High court decision on sweepstakes takes effect

Published 12:00 am Friday, January 4, 2013

RALEIGH (AP) — A darkened video sweepstakes parlor near the North Carolina State University campus told players Thursday much the same thing similar businesses in hundreds of storefronts statewide believe: They’ll be back.
Law enforcement agencies on Thursday planned to start enforcing a state Supreme Court decision upholding a ban on video sweepstakes machines. But operators said they’ll respond by changing the machines in ways that escape the ban and keep attracting players without much delay.
“We are performing upgrade of games according to the statute of NC,” a sign on the Raleigh shop called Jackpot Sweepstakes informed customers. The shop closed late Wednesday and promised to reopen Friday.
Thousands of sweepstakes hall employees may lose their jobs as the industry fights for its future in court, industry spokesmen said. The U.S. Supreme Court last week rejected the industry’s request to block state enforcement while businesses appealed to the country’s highest court, a step expected by mid-March.
“Probably 90 percent of the operators will close down voluntarily,” said Brad Crone, a spokesman for the Internet Based Sweepstakes Operators. “Some operators may be looking at new software and new gaming options that will more than likely have to be tested in a series of new court cases.”
Gov.-elect Pat McCrory said Thursday the ban will be revisited somehow “because of all the legal maneuvering and interpretations” by the industry. McCrory said he would also speak with legislative leaders soon about the issue.

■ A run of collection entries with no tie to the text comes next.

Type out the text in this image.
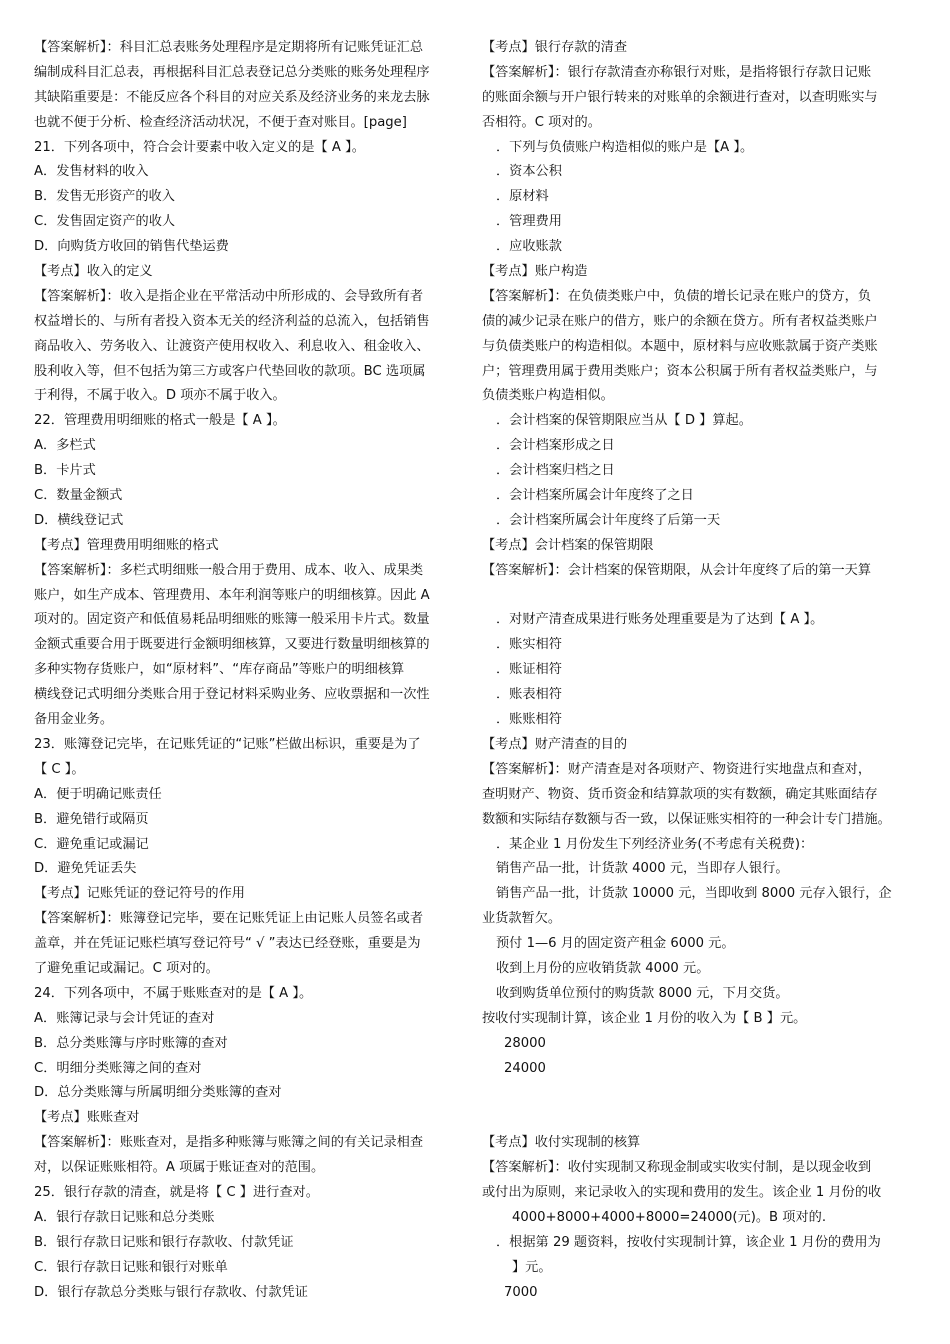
【答案解析】：科目汇总表账务处理程序是定期将所有记账凭证汇总
编制成科目汇总表，再根据科目汇总表登记总分类账的账务处理程序
其缺陷重要是：不能反应各个科目的对应关系及经济业务的来龙去脉
也就不便于分析、检查经济活动状况，不便于查对账目。[page]
21．下列各项中，符合会计要素中收入定义的是【 A 】。
A．发售材料的收入
B．发售无形资产的收入
C．发售固定资产的收人
D．向购货方收回的销售代垫运费
【考点】收入的定义
【答案解析】：收入是指企业在平常活动中所形成的、会导致所有者
权益增长的、与所有者投入资本无关的经济利益的总流入，包括销售
商品收入、劳务收入、让渡资产使用权收入、利息收入、租金收入、
股利收入等，但不包括为第三方或客户代垫回收的款项。BC 选项属
于利得，不属于收入。D 项亦不属于收入。
22．管理费用明细账的格式一般是【 A 】。
A．多栏式
B．卡片式
C．数量金额式
D．横线登记式
【考点】管理费用明细账的格式
【答案解析】：多栏式明细账一般合用于费用、成本、收入、成果类
账户，如生产成本、管理费用、本年利润等账户的明细核算。因此 A
项对的。固定资产和低值易耗品明细账的账簿一般采用卡片式。数量
金额式重要合用于既要进行金额明细核算，又要进行数量明细核算的
多种实物存货账户，如“原材料”、“库存商品”等账户的明细核算
横线登记式明细分类账合用于登记材料采购业务、应收票据和一次性
备用金业务。
23．账簿登记完毕，在记账凭证的“记账”栏做出标识，重要是为了
【 C 】。
A．便于明确记账责任
B．避免错行或隔页
C．避免重记或漏记
D．避免凭证丢失
【考点】记账凭证的登记符号的作用
【答案解析】：账簿登记完毕，要在记账凭证上由记账人员签名或者
盖章，并在凭证记账栏填写登记符号“ √ ”表达已经登账，重要是为
了避免重记或漏记。C 项对的。
24．下列各项中，不属于账账查对的是【 A 】。
A．账簿记录与会计凭证的查对
B．总分类账簿与序时账簿的查对
C．明细分类账簿之间的查对
D．总分类账簿与所属明细分类账簿的查对
【考点】账账查对
【答案解析】：账账查对，是指多种账簿与账簿之间的有关记录相查
对，以保证账账相符。A 项属于账证查对的范围。
25．银行存款的清查，就是将【 C 】进行查对。
A．银行存款日记账和总分类账
B．银行存款日记账和银行存款收、付款凭证
C．银行存款日记账和银行对账单
D．银行存款总分类账与银行存款收、付款凭证
【考点】银行存款的清查
【答案解析】：银行存款清查亦称银行对账，是指将银行存款日记账
的账面余额与开户银行转来的对账单的余额进行查对，以查明账实与
否相符。C 项对的。
．下列与负债账户构造相似的账户是【A 】。
．资本公积
．原材料
．管理费用
．应收账款
【考点】账户构造
【答案解析】：在负债类账户中，负债的增长记录在账户的贷方，负
债的减少记录在账户的借方，账户的余额在贷方。所有者权益类账户
与负债类账户的构造相似。本题中，原材料与应收账款属于资产类账
户；管理费用属于费用类账户；资本公积属于所有者权益类账户，与
负债类账户构造相似。
．会计档案的保管期限应当从【 D 】算起。
．会计档案形成之日
．会计档案归档之日
．会计档案所属会计年度终了之日
．会计档案所属会计年度终了后第一天
【考点】会计档案的保管期限
【答案解析】：会计档案的保管期限，从会计年度终了后的第一天算
．对财产清查成果进行账务处理重要是为了达到【 A 】。
．账实相符
．账证相符
．账表相符
．账账相符
【考点】财产清查的目的
【答案解析】：财产清查是对各项财产、物资进行实地盘点和查对，
查明财产、物资、货币资金和结算款项的实有数额，确定其账面结存
数额和实际结存数额与否一致，以保证账实相符的一种会计专门措施。
．某企业 1 月份发生下列经济业务(不考虑有关税费)：
销售产品一批，计货款 4000 元，当即存人银行。
销售产品一批，计货款 10000 元，当即收到 8000 元存入银行，企
业货款暂欠。
预付 1—6 月的固定资产租金 6000 元。
收到上月份的应收销货款 4000 元。
收到购货单位预付的购货款 8000 元，下月交货。
按收付实现制计算，该企业 1 月份的收入为【 B 】元。
28000
24000
【考点】收付实现制的核算
【答案解析】：收付实现制又称现金制或实收实付制，是以现金收到
或付出为原则，来记录收入的实现和费用的发生。该企业 1 月份的收
4000+8000+4000+8000=24000(元)。B 项对的.
．根据第 29 题资料，按收付实现制计算，该企业 1 月份的费用为
】元。
7000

Sweepstakes halls have cropped up because of what state Supreme Court justices called a loophole since the state outlawed video poker machines in 2007. Sweepstakes parlor patrons buy Internet or phone time that gives them the opportunity to uncover potential cash and prizes with mouse clicks on a computer screen.
Last month the court ruled in two cases that a 2010 state law banning sweepstakes machines as a form of gambling regulates the act of playing, which opponents say feeds the same gambling addictions as traditional video poker machines. The industry had argued there’s no gambling because prizewinners are predetermined.
Enforcement of the video sweepstakes ban was expected to vary widely around the state.
In Waynesville in the state’s western mountains and Carteret County on the Atlantic coast, officers visited stores that offered the games to make sure machines were off. Out of the 13 businesses Carteret deputies checked, two remained opened Thursday but shut down sweepstakes machines after deputies arrived, the sheriff’s office said.
In Roanoke Rapids, where the machines are credited with helping the city pull itself out of a financial mess, local police planned no action on the advice of their legal adviser, Police Chief J.K. Hinton said.
The Royal Palace Theatre pared back from about 250 machines to 120 after removing machines that violate the state law and reprogramming and replacing others, said Jay Hickey of HSV Entertainment. The company is leasing the 1,500-seat former Roanoke Rapids Theatre, which city officials built after borrowing $21.5 million in 2005 to attract tourists and help boost the economy. HSV has mixed sweepstakes games with live shows to try reversing a disappointing city investment that left taxpayers on the hook.
The revenue-generating potential of the sweepstakes games was pointed out in the first sentence of a letter Roanoke Rapids City Attorney Gilbert Chichester sent Monday to police, the Halifax County sheriff, and the local district attorney. Chichester said the state law specifies it’s illegal to conduct a sweepstakes if the prize is revealed via an “entertaining display.” So the Royal Palace Theatre’s new machines simply state in plain text whether or not the purchaser has won anything, with any game play coming after the result is revealed, Chichester said.
“They qualify as legal under the law,” Hickey said.
Roanoke Rapids City Manager Joseph Scherer said the theater and eight other storefront shops operating a few machines each are now determined to comply with state law.
“It’s not that we’re not enforcing the Supreme Court decision,” Scherer said. “The machines are changed to be in compliance with the general statute. We feel we’ve done our enforcement responsibility.”